Hypothesis Testing for Mean (small samples)

[exbklyngirl]

Metro Bank claims that the mean wait time for a teller during peak hours is less than 4 minutes. A random sample of 20 wait times has a mean of 2.6 minutes with a sample standard deviation of 2.1 minutes. Assume the distribution is normally distributed.
A. Use the critical value t method from the normal distribution to test for the population mean. Test the company's claim at the level of significance = 0.05.

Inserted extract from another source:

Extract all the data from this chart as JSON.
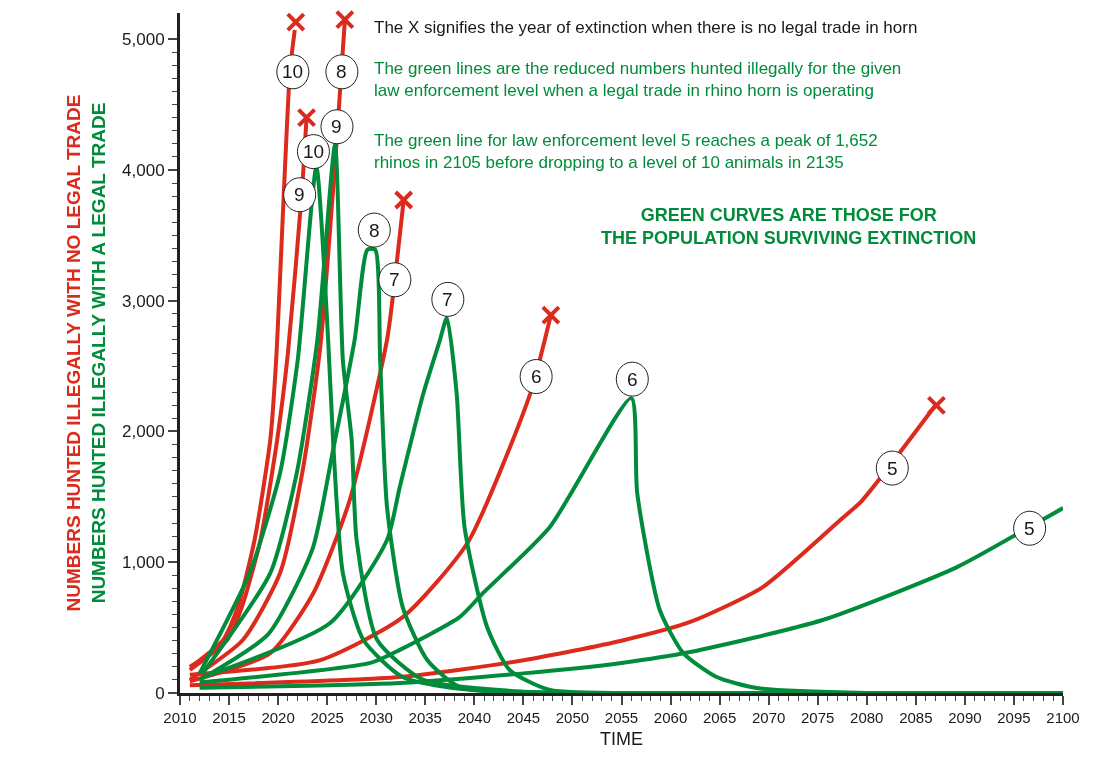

The thing I figured is the following by I really don't understand how or what formula to use to get the rest of the answers. Please help.

A. Ho: µ=0.04
Ha:µ?0.04
A1. =0.05 or from the z score it would equal -1.64 ? not too sure on that.
A2. test statistics: two-tailed test ??
A3. P-value or critical Zo or t
A4. Rejection Region:
A5. Decision:
A6. Interpretation:

Would I be using the formula? z=x=µ/??n

 

[exbklyngirl]

Sorry about the formula but it should be:

z=x-µ/Ó?n

hope that is the way it should read.

 

[galactus]

\(\displaystyle H_{0}: \;\ {\mu}\geq 4\)

\(\displaystyle H_{a}: \'\ {\mu}<4 \;\ \text{claim}\)

Using \(\displaystyle t=\frac{(x-{\mu})\sqrt{n}}{\sigma}\), we get a test stat of:

\(\displaystyle t=\frac{(2.6-4)\sqrt{20}}{2.1}=-2.98\)

Look up the critical value in a t table under 19 d.f. and we see t=-1.729

Since -2.98 < -1.729, it is in the rejection region and we reject the null hypothesis.

\(\displaystyle \usepackage{cancel}\cancel{H_{0}: \;\ {\mu}\geq 4}\)

\(\displaystyle H_{a}: \;\ {\mu}<4 \;\ \text{claim}\)

The only thing left is the alternate hypothesis. This means the banks claim is valid at the .05 level.

 

[Deleted member 4993]

Just remember, for sample size less than 30 (n<30) , generally t-test is used to compare "average".